The relentless pace of grim news about the nation’s opioid addiction crisis continues. On a national level, rock legend Tom Petty’s family revealed recently that the singer died from an overdose fueled in part by prescription painkillers.
Closer to home, law enforcement officials just announced that a record of number people in the state’s most populous county — Hennepin — died in 2017 from opioid overdoses. An early tally just released by the county’s sheriff shows 162 fatalities linked to these drugs, which are legally available by prescription but often abused or sold illegally on the street. That is a nearly 50 percent increase in deaths since 2015, Hennepin County Sheriff Rich Stanek said Wednesday.
The ongoing public health crisis requires expert and energetic local, state and federal leadership to prevent more needless deaths. While Minnesota’s medical providers and those in law enforcement such as Stanek are rising to the challenge, strong federal partners are a must. Unfortunately, there are serious questions about whether the Trump administration has tapped qualified people for key posts at two major agencies involved in the effort.
A recent Washington Post investigation put a disturbing spotlight on one of these appointees — 24-year-old Taylor Weyeneth, who had risen rapidly to serve in one of the top posts at the Office of National Drug Control Policy (ONDCP). The agency, whose head is often referred to as the administration’s drug czar, plays a critical role in shaping drug policy and coordinating strategy across federal agencies. It also distributes millions in drug-prevention grants, with the agency’s work winning admirers such as Stanek, who praised it in a 2017 Star Tribune editorial.
So how is it that Weyeneth, a former Trump campaign worker, went from “low-level” staffer to deputy chief of staff, as the Post chronicled? The answer has much to do with rapid turnover at the ONDCP, which still does not have a permanent director. Weyeneth was a warm body and apparently just kept getting handed more of the work and the title to go along with it.
Amid further allegations that Weyeneth overstated his experience on his résumé, the White House announced last week that he will step down by the end of January. His departure, however, falls far short of assuaging concerns about the agency’s ability to carry out its vital mission.
The Trump nominee for another important post at a different agency underscores concerns about the competency of appointees with responsibility for halting opioid abuse. American Indians have the highest opioid overdose death rate of any ethnic group in the U.S. And yet the qualifications of Trump’s nominee to lead the Indian Health Service, Robert Weaver, are in dispute.
The agency, which has a yearly budget appropriation of $4.8 billion and serves 2.2 million Indians and Alaska Natives, is clearly on the front lines in the fight against opioids and other drug abuse.
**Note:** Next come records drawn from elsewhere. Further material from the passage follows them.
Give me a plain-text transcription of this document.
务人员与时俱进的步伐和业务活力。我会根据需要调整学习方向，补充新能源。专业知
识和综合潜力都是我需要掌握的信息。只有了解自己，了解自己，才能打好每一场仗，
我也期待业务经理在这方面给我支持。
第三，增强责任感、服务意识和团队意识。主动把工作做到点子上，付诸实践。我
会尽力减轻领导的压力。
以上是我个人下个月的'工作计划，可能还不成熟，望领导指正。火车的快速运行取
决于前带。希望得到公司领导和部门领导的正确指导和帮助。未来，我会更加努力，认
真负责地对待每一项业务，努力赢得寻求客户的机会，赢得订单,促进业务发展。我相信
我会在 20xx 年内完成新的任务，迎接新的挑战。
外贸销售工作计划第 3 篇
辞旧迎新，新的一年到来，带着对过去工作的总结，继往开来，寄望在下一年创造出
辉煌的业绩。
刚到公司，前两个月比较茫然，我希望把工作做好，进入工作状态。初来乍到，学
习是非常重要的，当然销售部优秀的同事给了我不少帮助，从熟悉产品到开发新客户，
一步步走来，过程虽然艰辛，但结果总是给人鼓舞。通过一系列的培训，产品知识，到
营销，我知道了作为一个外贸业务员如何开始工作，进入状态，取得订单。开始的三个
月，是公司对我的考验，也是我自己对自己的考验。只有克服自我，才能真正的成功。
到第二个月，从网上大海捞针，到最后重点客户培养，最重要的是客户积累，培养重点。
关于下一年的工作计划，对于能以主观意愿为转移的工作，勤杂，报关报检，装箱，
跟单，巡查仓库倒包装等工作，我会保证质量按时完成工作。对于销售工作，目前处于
Yet the Wall Street Journal recently reported that Weaver may have “misrepresented” his experience and qualifications.
The Indian Health Service has long been plagued by concerns about its facilities, staffing and care — documented in painful detail in a July 7 Wall Street Journal article. There is no room for doubt about the competency or veracity of its new leader.
Weaver remains the nominee at this point, according to U.S. Sen. John Hoeven’s office. The North Dakota Republican chairs the Senate Committee on Indian Affairs. His home state and nearby states, such as Minnesota, are home to many Indian nations. Hoeven and his Senate colleagues must ensure that the agency has the leadership its patients deserve, especially in the midst of a deadly opioid epidemic.